Publicação de conversações ou comunicações interceptadas no âmbito de um processo criminal - 3

Creio que alguns daqueles que se opõem à nova protecção legal do produto das escutas telefónicas nem sequer sabem bem daquilo que estão a falar. Isto é, nunca ouviram a gravação de uma conversa telefónica entre duas pessoas. Provavelmente, se tivessem ouvido, avaliariam o problema de forma diferente.
Cada um tem a sua própria sensibilidade, é claro. Falo por mim, que tenho ouvido muitas “escutas” por dever de ofício - ouvir a gravação de uma conversa privada é penoso, incomoda-me. Como já AQUI referi, raramente uma conversa “escutada” se resume àquilo que interessa ao processo. As pessoas falam daquilo que interessa ao processo e, logo na frase seguinte, falam de pormenores íntimos das suas vidas ou das vidas de terceiros. Ou falam de forma descontraída, utilizando por vezes o vernáculo, como só com os amigos por vezes se fala. Ou referem-se a terceiros de forma menos delicada. Por aquilo que dizem e pela forma como o dizem, expõem-se.
Ora, isto não deve sair do processo e, muito menos, ser escarrapachado num jornal ou divulgado numa televisão, sob pena de a privacidade das pessoas se tornar palavra vã.
NESTE POST, defendi que a própria publicidade da audiência de julgamento possa e, pelo menos em certos casos, deva ser excluída, para salvaguarda da honra e da privacidade das pessoas intervenientes nas conversas interceptadas e, mesmo, de terceiros.
Este entendimento não me surgiu em abstracto, mas numa audiência de julgamento em que, com a sala cheia de gente, estavam (ou melhor, começaram) a ser ouvidas - porque era indispensável para a defesa dos arguidos, para mais porque as escutas que tinham “chegado” à fase de julgamento haviam sido seleccionadas - gravações de escutas. Após a audição de meia dúzia de conversas e perante o teor da última destas, o compreensível incómodo dos arguidos que nela intervinham, que falavam muito mais sobre as “conquistas” de um deles junto do sexo oposto, identificando pelo menos uma das “conquistadas”, do que sobre tráfico de estupefacientes, que era aquilo que interessava, e o consequente divertimento de alguns dos espectadores, ficou patente que aquilo não podia continuar. Parou imediatamente a audição da gravação em causa e a audiência decorreu com exclusão da publicidade enquanto se “ouviram escutas”.

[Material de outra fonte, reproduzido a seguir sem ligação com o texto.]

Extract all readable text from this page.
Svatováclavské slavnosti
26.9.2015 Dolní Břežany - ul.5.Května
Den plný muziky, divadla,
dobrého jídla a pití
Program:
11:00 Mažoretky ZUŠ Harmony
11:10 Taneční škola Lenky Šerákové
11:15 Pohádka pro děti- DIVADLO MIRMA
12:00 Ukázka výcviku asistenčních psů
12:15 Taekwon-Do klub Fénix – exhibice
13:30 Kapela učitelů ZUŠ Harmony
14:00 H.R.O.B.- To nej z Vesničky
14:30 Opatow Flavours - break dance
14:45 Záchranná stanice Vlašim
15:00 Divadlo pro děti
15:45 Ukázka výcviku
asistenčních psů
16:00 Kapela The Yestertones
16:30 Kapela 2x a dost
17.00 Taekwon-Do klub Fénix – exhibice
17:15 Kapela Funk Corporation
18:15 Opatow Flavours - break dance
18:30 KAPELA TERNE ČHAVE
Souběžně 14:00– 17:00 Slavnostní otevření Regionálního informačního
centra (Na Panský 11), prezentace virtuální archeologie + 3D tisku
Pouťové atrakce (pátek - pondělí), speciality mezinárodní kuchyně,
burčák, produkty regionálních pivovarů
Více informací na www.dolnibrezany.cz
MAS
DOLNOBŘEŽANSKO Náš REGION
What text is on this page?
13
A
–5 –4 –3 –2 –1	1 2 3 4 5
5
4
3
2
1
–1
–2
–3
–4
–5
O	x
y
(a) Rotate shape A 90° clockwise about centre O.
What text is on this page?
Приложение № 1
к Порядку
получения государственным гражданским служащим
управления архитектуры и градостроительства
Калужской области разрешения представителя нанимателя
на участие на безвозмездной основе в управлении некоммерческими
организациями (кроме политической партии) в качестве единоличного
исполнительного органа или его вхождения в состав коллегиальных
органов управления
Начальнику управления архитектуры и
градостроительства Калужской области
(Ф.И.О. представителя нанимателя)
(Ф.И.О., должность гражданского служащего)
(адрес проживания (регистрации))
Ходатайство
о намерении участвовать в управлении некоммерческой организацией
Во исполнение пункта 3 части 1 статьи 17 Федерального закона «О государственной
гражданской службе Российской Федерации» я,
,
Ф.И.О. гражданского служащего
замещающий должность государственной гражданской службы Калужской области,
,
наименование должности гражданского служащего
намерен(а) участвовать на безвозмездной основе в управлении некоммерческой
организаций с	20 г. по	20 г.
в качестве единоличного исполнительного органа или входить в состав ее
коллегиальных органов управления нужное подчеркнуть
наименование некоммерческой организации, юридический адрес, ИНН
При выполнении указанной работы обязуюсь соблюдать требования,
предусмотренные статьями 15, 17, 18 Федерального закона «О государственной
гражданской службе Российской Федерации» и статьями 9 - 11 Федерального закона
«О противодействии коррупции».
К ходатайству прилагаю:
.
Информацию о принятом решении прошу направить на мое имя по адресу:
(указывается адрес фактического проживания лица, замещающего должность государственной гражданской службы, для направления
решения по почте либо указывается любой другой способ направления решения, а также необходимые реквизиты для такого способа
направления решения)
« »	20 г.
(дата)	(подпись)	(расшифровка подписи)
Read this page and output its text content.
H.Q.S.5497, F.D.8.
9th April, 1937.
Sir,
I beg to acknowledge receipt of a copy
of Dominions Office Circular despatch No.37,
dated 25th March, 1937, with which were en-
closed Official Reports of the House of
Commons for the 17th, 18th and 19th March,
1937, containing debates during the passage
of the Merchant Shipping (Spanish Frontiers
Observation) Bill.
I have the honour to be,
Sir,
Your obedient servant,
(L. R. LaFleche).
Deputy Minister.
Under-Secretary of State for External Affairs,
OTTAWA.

Ora, é isto que pretendem continuar a ver publicado nos “media” quando se trate de “pessoas públicas”? Conversas sobre a vida privada dos próprios intervenientes ou de terceiros, conversas seja sobre o que for no tom que só usamos - todos nós, penso eu - com os nossos amigos mais chegados? Não pode ser!
Por isso, concordo com o regime do n.º 4 do art. 88.º do CPP.